Kral hayretle sorar: 'Şem'un sen de mi bunlardansın?' çok zeki olan üçüncü elçi, soruya soruyla cevap verir: "Kralım bu yabancılar çok olağanüstü bir hal gösterdiler, sen de taptığın putlarına söyle, daha üstün hünerler göstersinler. Yoksa bunlar seni halkın önünde mağlup ediyorlar." Kral köşeye sıkışınca itiraf eder: "Şem'un senden gizlim saklım yok. Bizim taptığımız putların böyle güçleri yok. Yemez, içmez, konuşmazlar." Bunun üzerine Şem'un kralı ikna eder ve kralın iman ettiği rivayet edilir. Ancak inancını halka açıklamaz. Halk da iman etmemekte direnir. Büyü yapıldığını söyleyip elçileri linç etmeye kalkarlar. Bu sırada Habib-i Neccar koşarak şehre gelir ve "Ey kavmim, bu elçilere uyun. Sizden hiçbir ücret istemeyen o kimselere tabi olun, onlar doğru yoldadırlar" der. (Yasin Sresi'nin 20-22 ayetlerinde geçen bu sözleri Habip Neccar'ın söylediğine inanılıyor.) Ama halk hem havarileri hem de Habib-i Neccar'ı taşlayarak şehit eder.

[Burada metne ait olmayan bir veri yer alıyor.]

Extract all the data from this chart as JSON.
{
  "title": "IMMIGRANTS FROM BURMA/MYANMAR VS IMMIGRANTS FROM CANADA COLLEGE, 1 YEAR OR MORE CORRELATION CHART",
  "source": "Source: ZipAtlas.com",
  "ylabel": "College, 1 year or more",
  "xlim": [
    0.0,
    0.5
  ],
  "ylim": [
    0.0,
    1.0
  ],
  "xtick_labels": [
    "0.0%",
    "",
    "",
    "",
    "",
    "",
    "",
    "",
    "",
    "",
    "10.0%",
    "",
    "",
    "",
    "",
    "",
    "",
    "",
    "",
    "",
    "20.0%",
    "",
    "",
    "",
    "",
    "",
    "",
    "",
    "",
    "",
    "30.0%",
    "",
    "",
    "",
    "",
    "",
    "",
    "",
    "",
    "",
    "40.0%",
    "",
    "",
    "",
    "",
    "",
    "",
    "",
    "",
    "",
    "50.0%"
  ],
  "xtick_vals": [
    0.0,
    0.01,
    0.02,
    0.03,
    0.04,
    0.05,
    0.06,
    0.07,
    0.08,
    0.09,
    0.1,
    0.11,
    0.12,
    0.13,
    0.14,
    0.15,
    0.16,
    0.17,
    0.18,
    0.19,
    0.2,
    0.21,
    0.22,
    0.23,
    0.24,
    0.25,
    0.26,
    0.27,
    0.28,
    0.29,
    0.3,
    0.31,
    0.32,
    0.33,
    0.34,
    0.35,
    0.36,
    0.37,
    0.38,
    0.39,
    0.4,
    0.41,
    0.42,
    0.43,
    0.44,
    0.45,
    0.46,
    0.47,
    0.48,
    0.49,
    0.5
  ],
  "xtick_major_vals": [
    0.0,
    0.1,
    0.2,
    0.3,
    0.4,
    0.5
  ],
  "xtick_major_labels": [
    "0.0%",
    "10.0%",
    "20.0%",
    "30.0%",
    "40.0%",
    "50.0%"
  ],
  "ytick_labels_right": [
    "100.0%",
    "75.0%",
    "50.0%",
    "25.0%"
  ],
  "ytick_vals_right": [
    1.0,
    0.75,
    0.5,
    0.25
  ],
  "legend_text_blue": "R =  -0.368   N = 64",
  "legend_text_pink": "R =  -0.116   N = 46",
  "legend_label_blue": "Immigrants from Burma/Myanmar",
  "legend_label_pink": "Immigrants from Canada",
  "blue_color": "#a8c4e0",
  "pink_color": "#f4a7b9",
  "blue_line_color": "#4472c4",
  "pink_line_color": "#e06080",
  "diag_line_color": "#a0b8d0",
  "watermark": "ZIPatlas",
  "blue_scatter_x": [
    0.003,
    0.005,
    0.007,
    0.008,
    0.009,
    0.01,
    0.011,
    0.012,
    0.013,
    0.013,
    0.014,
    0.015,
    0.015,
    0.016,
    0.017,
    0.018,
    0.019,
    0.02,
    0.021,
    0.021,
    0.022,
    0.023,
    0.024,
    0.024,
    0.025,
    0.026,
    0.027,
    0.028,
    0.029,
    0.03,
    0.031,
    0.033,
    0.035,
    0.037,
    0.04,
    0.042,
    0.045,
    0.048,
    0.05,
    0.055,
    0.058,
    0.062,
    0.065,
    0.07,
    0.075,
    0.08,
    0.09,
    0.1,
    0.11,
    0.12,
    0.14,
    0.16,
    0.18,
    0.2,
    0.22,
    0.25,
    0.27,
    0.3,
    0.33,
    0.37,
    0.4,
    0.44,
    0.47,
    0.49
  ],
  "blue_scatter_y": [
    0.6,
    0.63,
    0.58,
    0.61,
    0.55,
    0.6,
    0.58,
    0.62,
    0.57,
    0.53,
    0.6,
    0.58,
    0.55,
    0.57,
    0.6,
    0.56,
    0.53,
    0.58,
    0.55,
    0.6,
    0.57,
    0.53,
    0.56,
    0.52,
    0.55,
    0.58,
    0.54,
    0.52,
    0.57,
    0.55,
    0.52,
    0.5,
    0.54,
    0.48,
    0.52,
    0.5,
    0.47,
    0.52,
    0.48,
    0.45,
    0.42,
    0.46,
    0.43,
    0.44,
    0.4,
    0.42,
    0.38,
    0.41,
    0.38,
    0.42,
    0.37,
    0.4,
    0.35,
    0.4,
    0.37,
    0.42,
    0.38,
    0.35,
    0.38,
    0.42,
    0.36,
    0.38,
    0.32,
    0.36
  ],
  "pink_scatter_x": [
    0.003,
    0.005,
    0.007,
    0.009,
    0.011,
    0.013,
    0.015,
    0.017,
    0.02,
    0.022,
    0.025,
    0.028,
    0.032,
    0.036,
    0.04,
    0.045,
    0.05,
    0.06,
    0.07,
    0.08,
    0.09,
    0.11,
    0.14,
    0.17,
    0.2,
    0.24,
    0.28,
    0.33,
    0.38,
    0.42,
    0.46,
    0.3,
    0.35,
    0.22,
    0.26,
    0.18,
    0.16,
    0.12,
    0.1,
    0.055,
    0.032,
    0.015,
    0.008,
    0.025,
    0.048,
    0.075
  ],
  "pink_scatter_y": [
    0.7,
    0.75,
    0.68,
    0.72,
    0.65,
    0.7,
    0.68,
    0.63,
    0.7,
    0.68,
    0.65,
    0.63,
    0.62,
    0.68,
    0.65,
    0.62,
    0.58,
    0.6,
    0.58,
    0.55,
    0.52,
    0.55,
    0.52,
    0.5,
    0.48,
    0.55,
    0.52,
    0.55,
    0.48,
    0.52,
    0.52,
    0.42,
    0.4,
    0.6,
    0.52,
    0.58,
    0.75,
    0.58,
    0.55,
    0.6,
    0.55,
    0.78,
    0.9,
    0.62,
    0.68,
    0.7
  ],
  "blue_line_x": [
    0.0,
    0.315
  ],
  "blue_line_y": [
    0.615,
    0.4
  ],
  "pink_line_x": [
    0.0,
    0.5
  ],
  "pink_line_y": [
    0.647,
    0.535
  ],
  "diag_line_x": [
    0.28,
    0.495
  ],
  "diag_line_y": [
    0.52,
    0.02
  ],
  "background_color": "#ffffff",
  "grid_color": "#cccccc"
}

Habib-i Neccar'a öldükten sonra cennetteki makamı gösterilir. Bunun üzerine "Keşke Rabb'imin beni bağışladığını ve güzel biçimde ağırlananlardan eylediğini kavmim bilseydi." der. (Yasin 26-27) Bu olaydan sonra Antakya halkı helak olur. Yasin'in 28-30. ayetlerindeki 'Ondan sonra onun kavmi üzerine gökten bir ordu indirmedik, indirmeyiz de. Cezaları korkunç bir sesten ibaretti; sönüp gidiverdiler..." ifadesinin bu felaketi anlattığı rivayet ediliyor.

Habib-i Neccar Camii'nin avlusundaki Hz. İsa'nın havarileri Yahya ve Yunus'un (Yuhanna ve Pavlos) kabirlerini Antakya'ya ziyarete gelen Hıristiyanlar büyük bir hayret içinde ziyaret ediyor. Habib-i Neccar'ın ve Şem'un-ı Sefa'nın kabirleri de aynı yerde bulunuyor.

Peygamberimiz Efendimiz Hz.Muhammed(sellallahu aleyhi ve selem) ile birlikte Peygamberler dönemi bitti. Ancak velayet ve ulema dönemi bitmez. Onlar da biterse, dünya biter. Zira artık yer yüzü tebliğ görevini yapacak kimse bulamaz. Yer yüzünün mübelliğsiz kalması, tebliği dinleyip anlayacak insanın da kalmaması anlamına gelir. Efendimiz bir hadisi şeriflerinde El Ulemau Verasetül Enbiya-Alimler Peygamberlerin varisleridir diyor.

Dünya kurulalı belli, gerek Peygamberler, gerek Veliler ve gerekse Allah dostu Alimlerden, yerlerinden yurtlarından sürülmeyen, taşlanmayan, ölümlerden ölüm beğen cinsinden adiliklerle testerelere vurulup katledilmeyen kalmamıştır.

Kuranı Kerimde sözü edilen kıssalar, sırf hikaye olsun diye anlatılmaz. Her dem, her an bu hadiselerin benzerleri dünya durdukça cereyan eder ve edecektir. Bunun sebebi insanın hep aynı mayeden beslenmesi , hep olan biteni unutması ve zahiri kazanç gibi görünen malü menale ulaşmasıdan ötürü şımararak, aynı hareketleri yapmasıdır. O yüzden Kuran hep terü tazedir, hep dipdiridir.

Sırf Rabbim Allah dedikleri için eza görenlere, bunu yapmayın diyen bizim Habibi Neccarlarımız nerede?